L’Art de l’Immersion : Pourquoi Raconter Des Histoires?

Frank Rose

 

Qu’est-ce qu’il y a dans les histoires ?

Les anthropologues nous disent que la narration est au cœur de l’existence humaine. Qu’il est commun à toutes les cultures connues. Qu’il s’agit d’un échange symbiotique entre caissier et auditeur - un échange que nous apprenons à négocier dans la petite enfance.

Tout comme le cerveau détecte les modèles dans les formes visuelles de la nature - un visage, une figure, une fleur - et dans le son, il détecte aussi les modèles dans l’information. Les histoires sont des modèles reconnaissables, et dans ces modèles, nous trouvons un sens. Nous utilisons des histoires pour donner un sens à notre monde et pour partager cette compréhension avec les autres. Ils sont le signal dans le bruit.

Notre impulsion est si puissante pour détecter les modèles d’histoires que nous les voyons même lorsqu’ils ne sont pas là.

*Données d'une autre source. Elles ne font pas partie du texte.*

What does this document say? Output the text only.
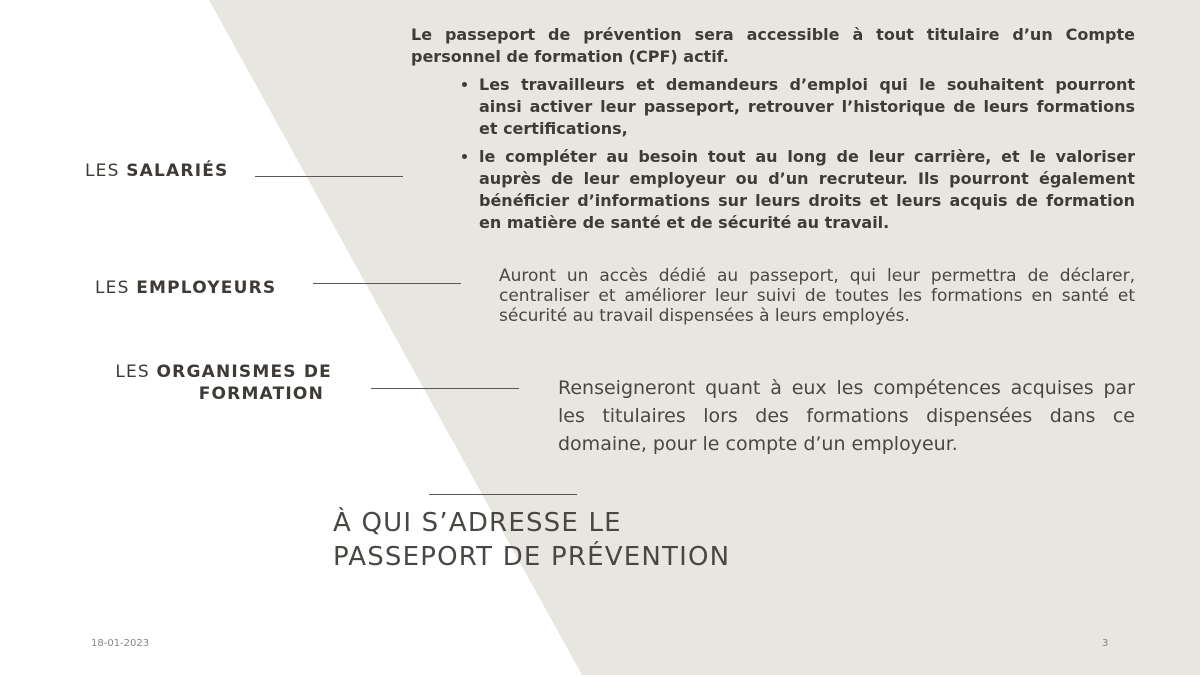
Le passeport de prévention sera accessible à tout titulaire d’un Compte personnel de formation (CPF) actif.

• Les travailleurs et demandeurs d’emploi qui le souhaitent pourront ainsi activer leur passeport, retrouver l’historique de leurs formations et certifications,
• le compléter au besoin tout au long de leur carrière, et le valoriser auprès de leur employeur ou d’un recruteur. Ils pourront également bénéficier d’informations sur leurs droits et leurs acquis de formation en matière de santé et de sécurité au travail.
LES SALARIÉS
LES EMPLOYEURS
Auront un accès dédié au passeport, qui leur permettra de déclarer, centraliser et améliorer leur suivi de toutes les formations en santé et sécurité au travail dispensées à leurs employés.
LES ORGANISMES DE
FORMATION	Renseigneront quant à eux les compétences acquises par les titulaires lors des formations dispensées dans ce domaine, pour le compte d’un employeur.
À QUI S’ADRESSE LE
PASSEPORT DE PRÉVENTION
18-01-2023	3
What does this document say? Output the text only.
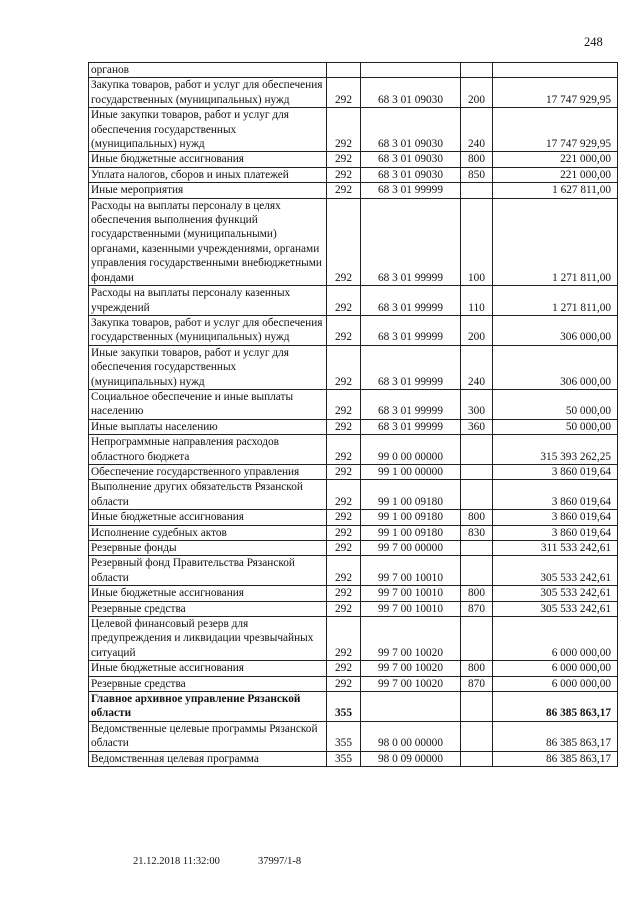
248
органов				
Закупка товаров, работ и услуг для обеспечения государственных (муниципальных) нужд	292	68 3 01 09030	200	17 747 929,95
Иные закупки товаров, работ и услуг для обеспечения государственных (муниципальных) нужд	292	68 3 01 09030	240	17 747 929,95
Иные бюджетные ассигнования	292	68 3 01 09030	800	221 000,00
Уплата налогов, сборов и иных платежей	292	68 3 01 09030	850	221 000,00
Иные мероприятия	292	68 3 01 99999		1 627 811,00
Расходы на выплаты персоналу в целях обеспечения выполнения функций государственными (муниципальными) органами, казенными учреждениями, органами управления государственными внебюджетными фондами	292	68 3 01 99999	100	1 271 811,00
Расходы на выплаты персоналу казенных учреждений	292	68 3 01 99999	110	1 271 811,00
Закупка товаров, работ и услуг для обеспечения государственных (муниципальных) нужд	292	68 3 01 99999	200	306 000,00
Иные закупки товаров, работ и услуг для обеспечения государственных (муниципальных) нужд	292	68 3 01 99999	240	306 000,00
Социальное обеспечение и иные выплаты населению	292	68 3 01 99999	300	50 000,00
Иные выплаты населению	292	68 3 01 99999	360	50 000,00
Непрограммные направления расходов областного бюджета	292	99 0 00 00000		315 393 262,25
Обеспечение государственного управления	292	99 1 00 00000		3 860 019,64
Выполнение других обязательств Рязанской области	292	99 1 00 09180		3 860 019,64
Иные бюджетные ассигнования	292	99 1 00 09180	800	3 860 019,64
Исполнение судебных актов	292	99 1 00 09180	830	3 860 019,64
Резервные фонды	292	99 7 00 00000		311 533 242,61
Резервный фонд Правительства Рязанской области	292	99 7 00 10010		305 533 242,61
Иные бюджетные ассигнования	292	99 7 00 10010	800	305 533 242,61
Резервные средства	292	99 7 00 10010	870	305 533 242,61
Целевой финансовый резерв для предупреждения и ликвидации чрезвычайных ситуаций	292	99 7 00 10020		6 000 000,00
Иные бюджетные ассигнования	292	99 7 00 10020	800	6 000 000,00
Резервные средства	292	99 7 00 10020	870	6 000 000,00
Главное архивное управление Рязанской области	355			86 385 863,17
Ведомственные целевые программы Рязанской области	355	98 0 00 00000		86 385 863,17
Ведомственная целевая программа	355	98 0 09 00000		86 385 863,17
21.12.2018 11:32:00	37997/1-8
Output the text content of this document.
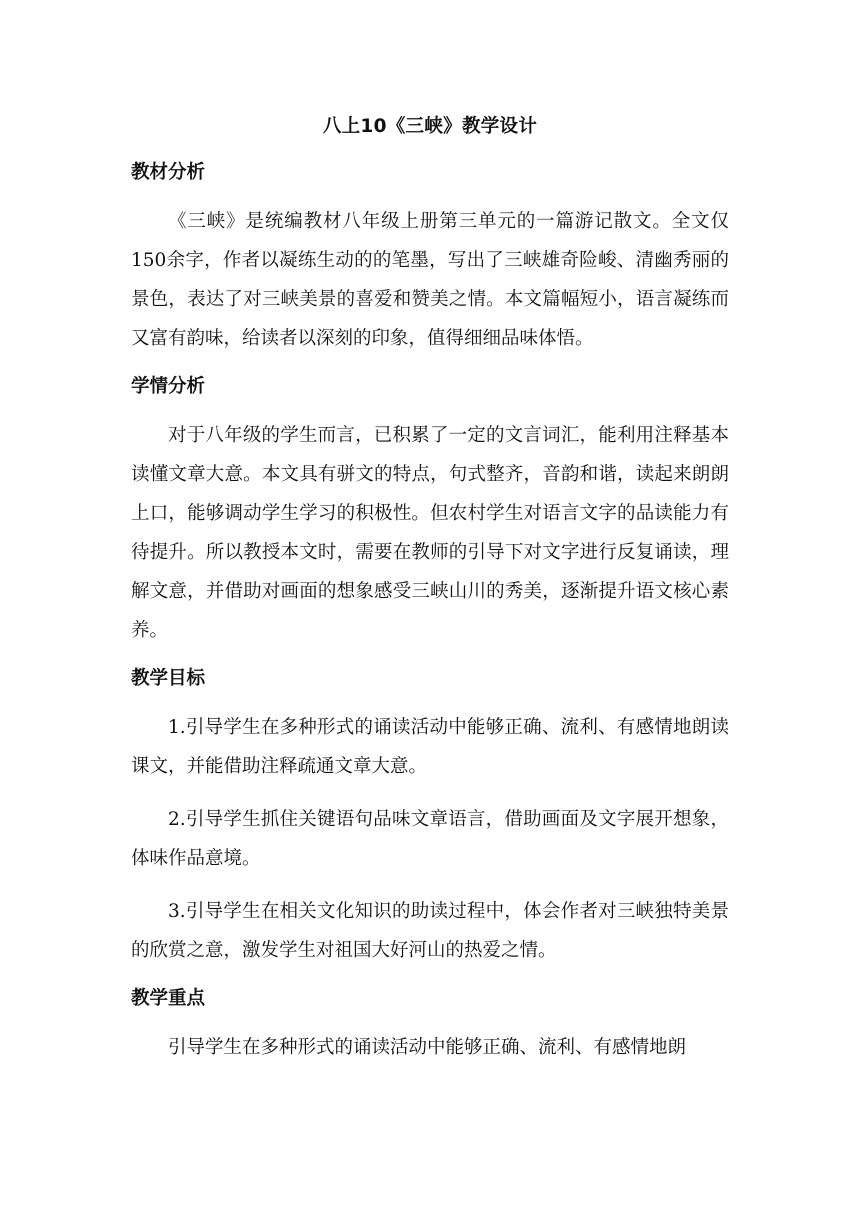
八上10《三峡》教学设计
教材分析

《三峡》是统编教材八年级上册第三单元的一篇游记散文。全文仅150余字，作者以凝练生动的的笔墨，写出了三峡雄奇险峻、清幽秀丽的景色，表达了对三峡美景的喜爱和赞美之情。本文篇幅短小，语言凝练而又富有韵味，给读者以深刻的印象，值得细细品味体悟。

学情分析

对于八年级的学生而言，已积累了一定的文言词汇，能利用注释基本读懂文章大意。本文具有骈文的特点，句式整齐，音韵和谐，读起来朗朗上口，能够调动学生学习的积极性。但农村学生对语言文字的品读能力有待提升。所以教授本文时，需要在教师的引导下对文字进行反复诵读，理解文意，并借助对画面的想象感受三峡山川的秀美，逐渐提升语文核心素养。

教学目标

1.引导学生在多种形式的诵读活动中能够正确、流利、有感情地朗读课文，并能借助注释疏通文章大意。

2.引导学生抓住关键语句品味文章语言，借助画面及文字展开想象，体味作品意境。

3.引导学生在相关文化知识的助读过程中，体会作者对三峡独特美景的欣赏之意，激发学生对祖国大好河山的热爱之情。

教学重点

引导学生在多种形式的诵读活动中能够正确、流利、有感情地朗
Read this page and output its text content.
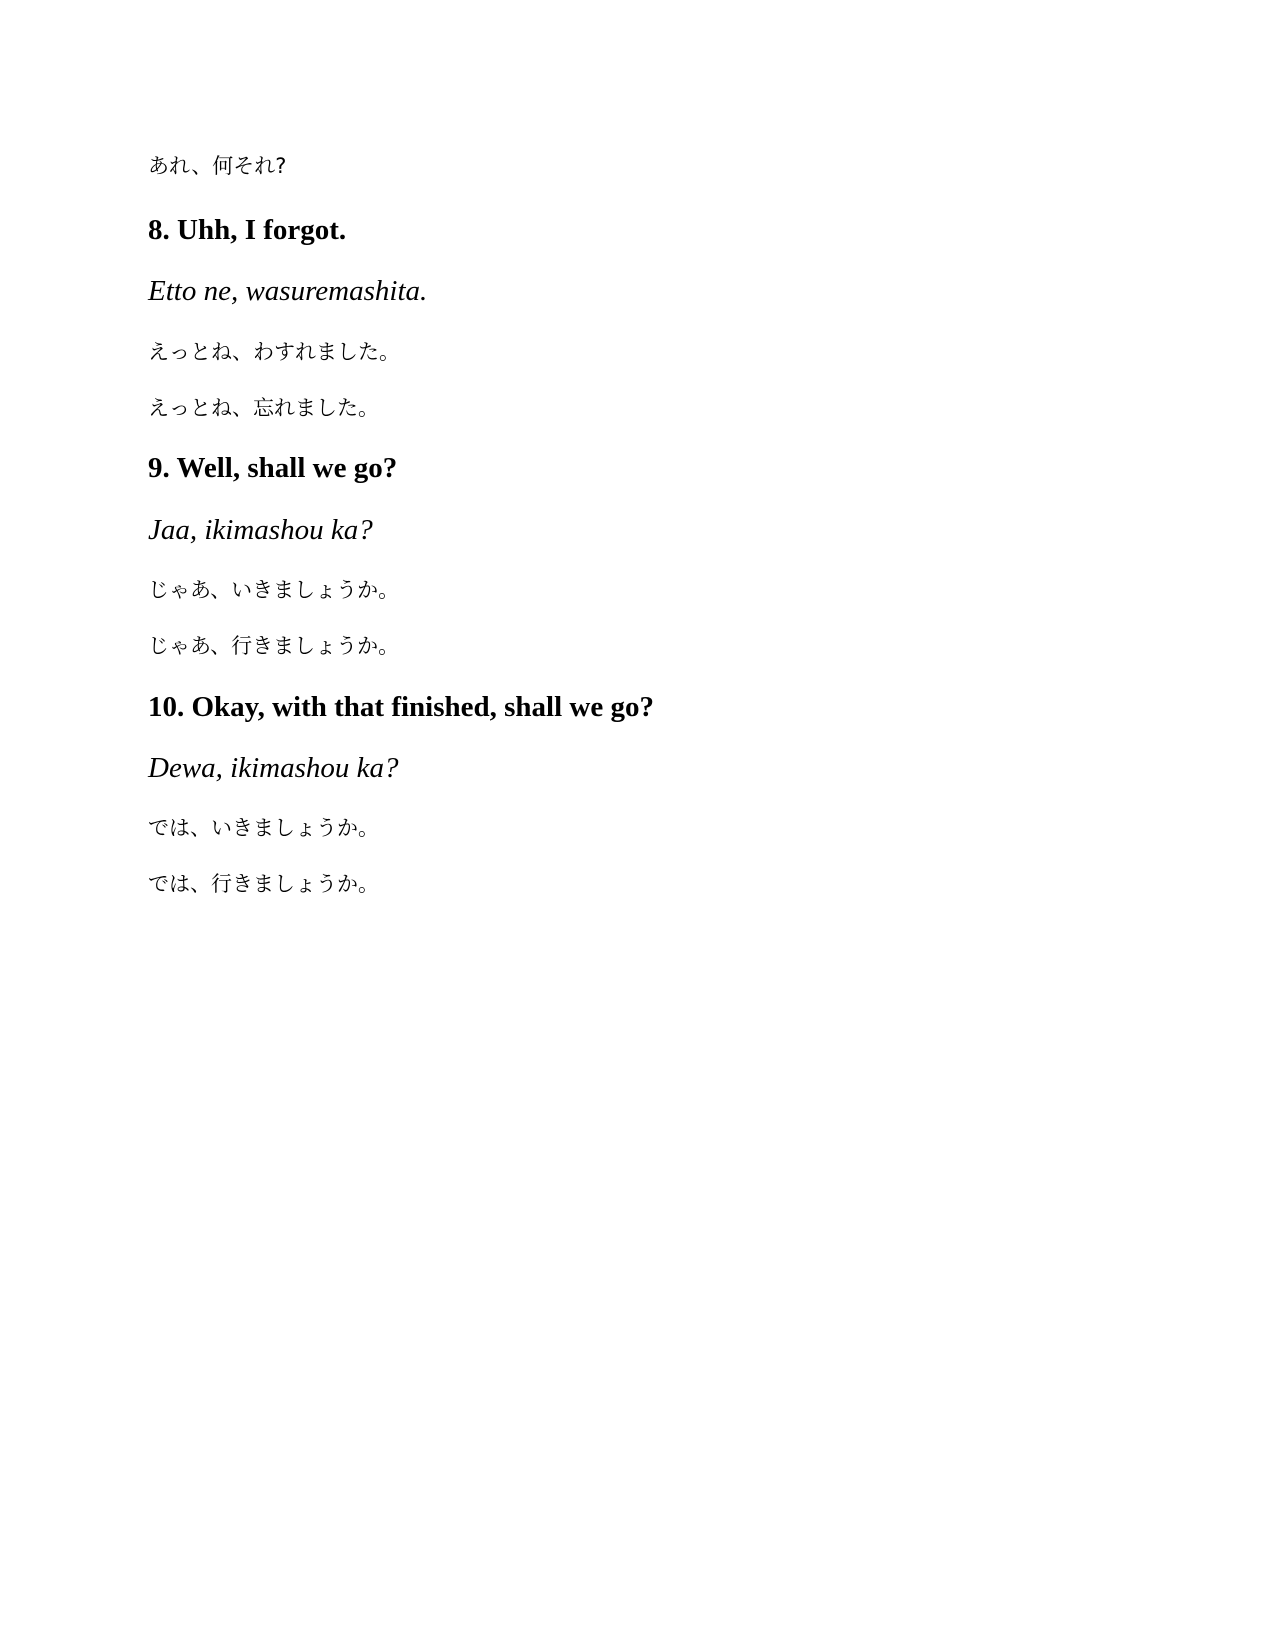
あれ、何それ?
8. Uhh, I forgot.
Etto ne, wasuremashita.
えっとね、わすれました。
えっとね、忘れました。
9. Well, shall we go?
Jaa, ikimashou ka?
じゃあ、いきましょうか。
じゃあ、行きましょうか。
10. Okay, with that finished, shall we go?
Dewa, ikimashou ka?
では、いきましょうか。
では、行きましょうか。
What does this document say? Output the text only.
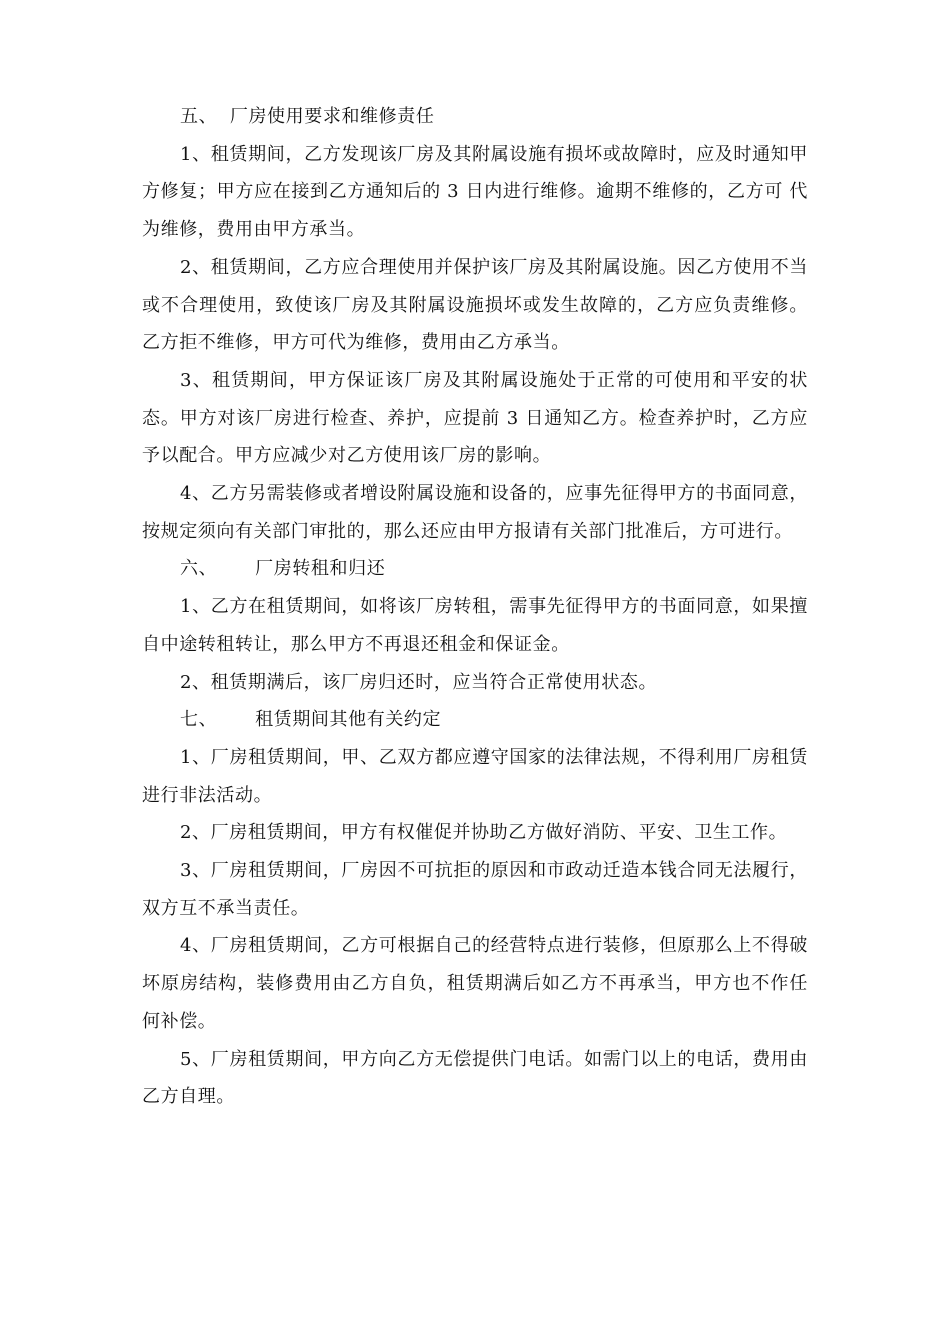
五、  厂房使用要求和维修责任

1、租赁期间，乙方发现该厂房及其附属设施有损坏或故障时，应及时通知甲方修复；甲方应在接到乙方通知后的 3 日内进行维修。逾期不维修的，乙方可 代为维修，费用由甲方承当。

2、租赁期间，乙方应合理使用并保护该厂房及其附属设施。因乙方使用不当或不合理使用，致使该厂房及其附属设施损坏或发生故障的，乙方应负责维修。乙方拒不维修，甲方可代为维修，费用由乙方承当。

3、租赁期间，甲方保证该厂房及其附属设施处于正常的可使用和平安的状态。甲方对该厂房进行检查、养护，应提前 3 日通知乙方。检查养护时，乙方应予以配合。甲方应减少对乙方使用该厂房的影响。

4、乙方另需装修或者增设附属设施和设备的，应事先征得甲方的书面同意，按规定须向有关部门审批的，那么还应由甲方报请有关部门批准后，方可进行。

六、      厂房转租和归还

1、乙方在租赁期间，如将该厂房转租，需事先征得甲方的书面同意，如果擅自中途转租转让，那么甲方不再退还租金和保证金。

2、租赁期满后，该厂房归还时，应当符合正常使用状态。

七、      租赁期间其他有关约定

1、厂房租赁期间，甲、乙双方都应遵守国家的法律法规，不得利用厂房租赁进行非法活动。

2、厂房租赁期间，甲方有权催促并协助乙方做好消防、平安、卫生工作。

3、厂房租赁期间，厂房因不可抗拒的原因和市政动迁造本钱合同无法履行，双方互不承当责任。

4、厂房租赁期间，乙方可根据自己的经营特点进行装修，但原那么上不得破坏原房结构，装修费用由乙方自负，租赁期满后如乙方不再承当，甲方也不作任何补偿。

5、厂房租赁期间，甲方向乙方无偿提供门电话。如需门以上的电话，费用由乙方自理。
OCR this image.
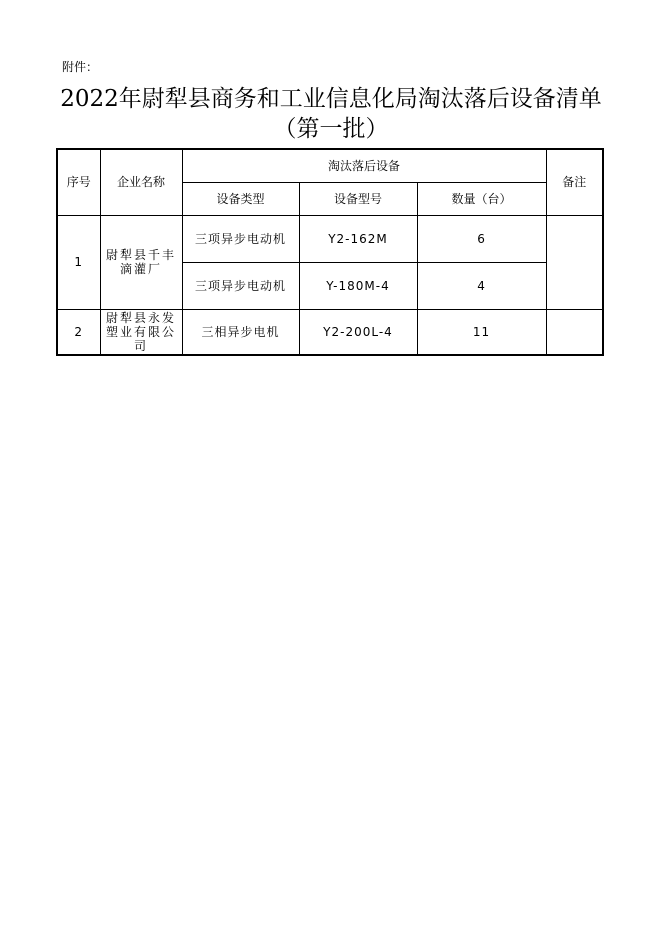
附件：
2022年尉犁县商务和工业信息化局淘汰落后设备清单
（第一批）
序号	企业名称	淘汰落后设备			备注
		设备类型	设备型号	数量（台）	
1	尉犁县千丰滴灌厂	三项异步电动机	Y2-162M	6	
		三项异步电动机	Y-180M-4	4	
2	尉犁县永发塑业有限公司	三相异步电机	Y2-200L-4	11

Dans une étude historique de 1944, 34 humains -- des étudiants du Massachusetts en fait, bien que des recherches ultérieures suggèrent qu’ils auraient pu être à peu près n’importe qui -- ont été montrés un court métrage et ont demandé ce qui se passait dedans. Le film a montré deux triangles et un cercle se déplaçant sur une surface bidimensionnelle. Le seul autre objet à l’écran était un rectangle stationnaire, partiellement ouvert d’un côté.

Un seul des sujets d’essai a vu cette scène pour ce qu’elle était : des formes géométriques se déplaçant à travers un plan. Tout le monde est venu avec des récits élaborés pour expliquer ce que les mouvements étaient d’environ. En général, les participants considéraient les triangles comme deux hommes se battant et le cercle comme une femme essayant d’échapper au triangle plus grand et intimidant. Au lieu d’enregistrer des formes inanimées, ils imaginaient des humains aux vies intérieures vives. Le cercle était « inquiet ». Le cercle et le petit triangle étaient des « jeunes choses innocentes ». Le grand triangle était « aveuglé par la rage et la frustration ».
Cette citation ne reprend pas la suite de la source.